German politicians have supported the investment because it promises thousands of new jobs in a region with little heavy industry. Still, progress at the small town of Gruenheide site has been slower than hoped, with the pandemic, bureaucracy and local resistance over water use delaying production start by several months.
The Nabu and Gruene Liga groups sued the Brandenburg environmental agency last year for failing to consider the effects of climate change when approving a 30-year permit to pump more groundwater for Tesla’s plant. Authorities say the problem is manageable and they are already looking for additional supplies. A decision in favor of the environmentalists would likely delay and even derail the opening of the plant altogether. A first court hearing is scheduled for March 4.
The Tesla and Brandenburg Department of the Environment, which oversees the office, did not respond to requests for comment.
Experts say some of the environmentalists’ concerns are justified. The Brandenburg groundwater level has been declining for the past three decades. Droughts in each of the past four years have led to wildfires and crop failures. Meteorologists are more likely to predict heat waves, further weakening the local soil’s ability to store rain.
According to Axel Bronstert, a professor of hydrology at the University of Potsdam, Tesla’s factory would roughly double the amount of water consumed in the Gruenheide area.

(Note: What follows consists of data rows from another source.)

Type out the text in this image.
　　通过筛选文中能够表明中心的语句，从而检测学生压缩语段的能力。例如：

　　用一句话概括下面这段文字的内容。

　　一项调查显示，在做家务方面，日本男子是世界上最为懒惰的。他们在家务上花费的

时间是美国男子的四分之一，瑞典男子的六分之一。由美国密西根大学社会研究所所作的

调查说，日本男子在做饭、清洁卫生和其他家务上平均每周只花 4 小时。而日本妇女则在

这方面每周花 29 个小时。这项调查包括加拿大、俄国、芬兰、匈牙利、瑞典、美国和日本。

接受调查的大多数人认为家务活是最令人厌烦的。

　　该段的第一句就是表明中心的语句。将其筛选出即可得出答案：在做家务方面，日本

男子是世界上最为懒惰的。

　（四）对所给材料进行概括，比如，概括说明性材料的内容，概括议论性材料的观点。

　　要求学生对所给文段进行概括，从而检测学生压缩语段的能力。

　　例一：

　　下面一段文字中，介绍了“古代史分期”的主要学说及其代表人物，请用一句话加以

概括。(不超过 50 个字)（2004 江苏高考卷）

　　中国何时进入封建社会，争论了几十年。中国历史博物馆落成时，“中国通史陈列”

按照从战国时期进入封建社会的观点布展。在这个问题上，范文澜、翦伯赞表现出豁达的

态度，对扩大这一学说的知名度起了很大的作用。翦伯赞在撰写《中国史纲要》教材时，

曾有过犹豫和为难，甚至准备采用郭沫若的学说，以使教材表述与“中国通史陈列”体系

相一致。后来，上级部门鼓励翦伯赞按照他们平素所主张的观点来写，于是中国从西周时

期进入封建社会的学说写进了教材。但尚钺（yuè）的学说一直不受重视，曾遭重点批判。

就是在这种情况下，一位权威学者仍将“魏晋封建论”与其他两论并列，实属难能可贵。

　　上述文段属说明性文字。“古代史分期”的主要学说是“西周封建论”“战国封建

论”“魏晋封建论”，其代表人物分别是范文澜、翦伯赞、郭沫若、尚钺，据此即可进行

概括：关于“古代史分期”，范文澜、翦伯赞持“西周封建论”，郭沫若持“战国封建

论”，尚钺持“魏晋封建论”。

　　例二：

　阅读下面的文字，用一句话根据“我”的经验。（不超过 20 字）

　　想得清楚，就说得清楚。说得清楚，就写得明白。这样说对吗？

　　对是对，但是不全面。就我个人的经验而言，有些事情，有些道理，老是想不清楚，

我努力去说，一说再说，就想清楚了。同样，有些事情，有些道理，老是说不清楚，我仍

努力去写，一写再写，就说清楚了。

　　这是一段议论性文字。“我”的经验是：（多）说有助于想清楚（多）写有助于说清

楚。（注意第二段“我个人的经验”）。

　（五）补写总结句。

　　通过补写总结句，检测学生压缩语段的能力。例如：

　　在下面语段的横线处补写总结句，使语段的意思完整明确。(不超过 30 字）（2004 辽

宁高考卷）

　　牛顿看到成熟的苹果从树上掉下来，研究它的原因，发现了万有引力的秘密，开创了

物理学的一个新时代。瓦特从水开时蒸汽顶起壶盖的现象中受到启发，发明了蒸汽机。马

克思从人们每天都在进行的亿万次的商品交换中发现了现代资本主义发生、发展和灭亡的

He said it is “naive” to think reserves would be sufficient for both the plant and residents, calling the groundwater situation in Brandenburg “serious”.
Regardless of how judges decide the case, local water companies will have to invest in new infrastructure, including a wastewater treatment plant to ensure adequate supplies – major engineering projects that authorities admit could take years.

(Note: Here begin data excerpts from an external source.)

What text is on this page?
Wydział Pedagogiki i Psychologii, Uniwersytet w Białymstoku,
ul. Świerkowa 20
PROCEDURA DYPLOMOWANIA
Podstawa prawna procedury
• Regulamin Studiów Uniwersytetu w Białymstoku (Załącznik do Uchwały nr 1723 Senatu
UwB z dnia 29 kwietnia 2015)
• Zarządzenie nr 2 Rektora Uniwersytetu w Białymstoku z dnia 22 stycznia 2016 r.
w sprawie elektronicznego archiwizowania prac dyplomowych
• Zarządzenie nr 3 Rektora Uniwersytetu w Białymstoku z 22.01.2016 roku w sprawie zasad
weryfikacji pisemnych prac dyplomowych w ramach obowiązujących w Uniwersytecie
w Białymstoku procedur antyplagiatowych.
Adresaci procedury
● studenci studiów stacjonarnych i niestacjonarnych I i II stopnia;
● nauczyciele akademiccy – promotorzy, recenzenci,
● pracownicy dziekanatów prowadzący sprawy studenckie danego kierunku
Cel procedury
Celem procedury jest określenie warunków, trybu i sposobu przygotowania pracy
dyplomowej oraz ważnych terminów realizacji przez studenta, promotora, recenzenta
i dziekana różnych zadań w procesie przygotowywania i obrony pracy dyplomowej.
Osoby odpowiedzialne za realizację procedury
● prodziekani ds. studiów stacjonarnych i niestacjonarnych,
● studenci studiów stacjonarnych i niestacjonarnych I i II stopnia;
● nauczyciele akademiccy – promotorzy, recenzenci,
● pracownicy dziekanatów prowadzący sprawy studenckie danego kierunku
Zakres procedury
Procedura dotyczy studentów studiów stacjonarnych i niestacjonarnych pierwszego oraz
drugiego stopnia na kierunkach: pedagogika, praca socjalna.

“There are significant delays in processing the necessary measures,” Andre Baehler, the head of the local WSE waterworks, said at a hearing of the Brandenburg parliamentary environment committee earlier this month.
Tesla noted in its impact report last year that water is becoming increasingly scarce due to climate change. The company said it extracts less water per vehicle produced than most established automakers, and is taking steps at the German plant to further reduce its use.
Under a contract with local authorities, the Gruenheide site would receive 1.4 million cubic meters of water annually – enough for a city of about 40,000 inhabitants. Steinbach said that while he takes environmental concerns very seriously, the vast majority of locals support the plant. Brandenburg authorities are supporting efforts to drill for more water in the area, and supplies could also be sourced from further afield if needed, he said.
But digging new wells probably won’t go away. Manuela Hoyer, who lives just a few miles from the factory, says Tesla will receive preferential treatment from local politicians, even if it would exacerbate an already serious environmental problem.
“We’ve been told for years not to water our lawns,” Hoyer, who is active in a citizens’ initiative monitoring the project, said in an interview. “Then the world’s richest man comes along and gets everything he wants.”